Additionally, telehealth was discussed as a major issue for M&A, as state and federal relaxations around telehealth have opened up more opportunities for providers to offer virtual services.

According to Tani Weiner, a shareholder and vice chair of Polsinelli’s behavioral health law group, providers need to keep an eye on the future of telehealth reimbursements amid industry consolidation.

“Telehealth has been an increasingly active [way] for providers to work to meet … behavioral health needs through COVID,” Weiner said during the panel. “But … this has continued to be hampered by restrictive rules and inconsistent payer requirements that payers are now working to navigate in real time.”

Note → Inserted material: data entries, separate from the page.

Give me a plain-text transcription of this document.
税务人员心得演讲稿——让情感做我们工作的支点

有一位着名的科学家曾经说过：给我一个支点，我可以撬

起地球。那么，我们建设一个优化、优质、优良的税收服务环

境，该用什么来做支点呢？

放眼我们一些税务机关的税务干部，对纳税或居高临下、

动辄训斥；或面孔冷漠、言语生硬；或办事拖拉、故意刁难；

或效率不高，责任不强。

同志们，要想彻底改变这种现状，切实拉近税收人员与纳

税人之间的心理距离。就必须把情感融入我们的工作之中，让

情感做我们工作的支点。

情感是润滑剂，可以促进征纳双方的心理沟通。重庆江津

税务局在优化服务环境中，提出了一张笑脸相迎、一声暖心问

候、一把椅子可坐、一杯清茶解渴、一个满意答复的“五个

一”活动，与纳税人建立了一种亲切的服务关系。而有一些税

Panelists stressed that companies need to do their homework on these issues and more when entertaining prospective deals.

That includes consulting with senior management and compliance officers to review any potential past audits, checking for any previous HIPAA violations and taking out representations and warranties insurance to cover any financial losses that could come through a M&A deal unbeknownst to the buyer at the time of sale.

M&A breakdown

In the first half of 2021, the behavioral health industry saw 57 mergers and acquisitions, according to M&A advisory firm Mertz Taggart. If that level of M&A activity holds up for the rest of the year, 2021 will top last year’s record of 107 deals.

The pandemic is partially to thank, as it has made certain areas of health care less attractive from an investment perspective. At the same time, it has worsened the nation’s behavioral health and increased the demand for services.

“There’s a lot of capital … to invest, and there’s a desire … to implement investment in growth plans that were delayed due to COVID-19,” Paul Gomez — shareholder of Polsinelli’s behavioral health law group — said during the webinar. “Behavioral health care, in particular, is viewed as resilient, in high demand and well positioned for growth, improvement and development.”

Additionally, the pandemic has driven behavioral health M&A in that some companies have found it easier to buy existing facilities than open de novo ones, according to Bauer.

“Over the last year, the impact of COVID has been pretty significant with trying to open new programs,” she said. “With Discovery, we seem to have delays at every step.”

Discovery has over 100 centers across the country providing mental health, substance use disorder (SUD) and eating disorder treatment services. It’s currently planning to open a new location at the end of July, after its original debut date was delayed.

“From the fire inspection, to the building inspector, or to [getting] the licensing surveyor … onsite — [it] was very complicated to get anyone to come out during COVID,” Bauer said. “[With] a lot of the prerequisites to actually getting your license, those departments were very short staffed as everybody went into quarantine.”

Overall, panelists agreed that behavioral health M&A activity is not slowing down any time soon, and providers must be prepared.

“We’ve seen that there’s a great increase in investment and funding for behavioral health care, and that clearly has tremendous potential for great benefits,” Gomez said. “Behavioral health providers and stakeholders are certainly facing a lot of challenges in determining what’s the best strategy forward and managing legal risks.”